In his order, signed Feb. 2, Breeden said police and firefighters deserve the same status as other state employees and should be allowed to piggyback on their lawsuit.

"This court has heard no compelling argument how or why this case is any different from the case currently pending before the South Carolina Supreme Court," Breeden said in his Feb. 2 order.

Breeden also ordered the retirement system to hold police officers' and firefighters' retirement funds in escrow at 4 percent annual interest pending the Supreme Court decision.

"Obviously, this litigation could go on for years without a final decision," Breeden wrote.

Michael Sponhour a spokesman for the S.C. Budget and Control Board, which oversees the retirement system said about 1,600 police and firefighters are affected by Breeden's ruling.

Sponhour said the Police Officers Retirement System is the second-largest of four programs administered by the state retirement system. The largest is the S.C. Retirement System, which covers teachers and most public-sector workers. The state also oversees the General Assembly Retirement System and the Judges and Solicitors Retirement System.

Breeden said his decision was based in part on affidavits from James Arnold, an officer with the Georgetown Police Department. Arnold retired in 2004, then rejoined the Police Department under the state's retirement incentive program.

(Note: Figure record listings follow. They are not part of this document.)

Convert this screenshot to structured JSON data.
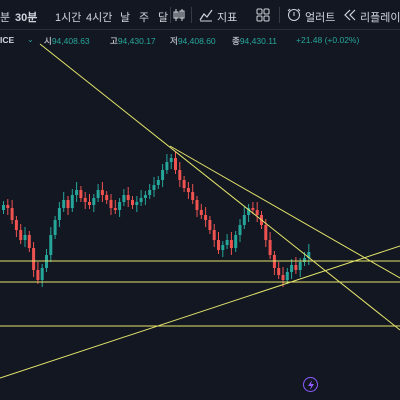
{
  "toolbar": {
    "timeframes": [
      "분",
      "30분",
      "1시간",
      "4시간",
      "날",
      "주",
      "달"
    ],
    "indicators_label": "지표",
    "alerts_label": "얼러트",
    "replay_label": "리플레이"
  },
  "symbol": {
    "partial_name": "ICE"
  },
  "ohlc": {
    "open_label": "시",
    "open": "94,408.63",
    "high_label": "고",
    "high": "94,430.17",
    "low_label": "저",
    "low": "94,408.60",
    "close_label": "종",
    "close": "94,430.11",
    "change": "+21.48 (+0.02%)"
  },
  "colors": {
    "background": "#131722",
    "up": "#26a69a",
    "down": "#ef5350",
    "drawing": "#e4e46a",
    "accent": "#8c5cff"
  },
  "icons": [
    "candle-type-icon",
    "indicators-icon",
    "templates-grid-icon",
    "alert-icon",
    "replay-icon",
    "lightning-icon",
    "chevron-down-icon",
    "eye-icon"
  ]
}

Arnold said state retirement system employees told him all retirement deductions from his paycheck would cease when he returned to work because he was retired. Arnold said he also signed documents stating that no retirement deductions would be made from his paycheck. Beginning July 1, however, the state started making deductions from Arnold's paycheck for the retirement system.

State officials have said overturning legislation requiring deductions would threaten the retirement system's solvency.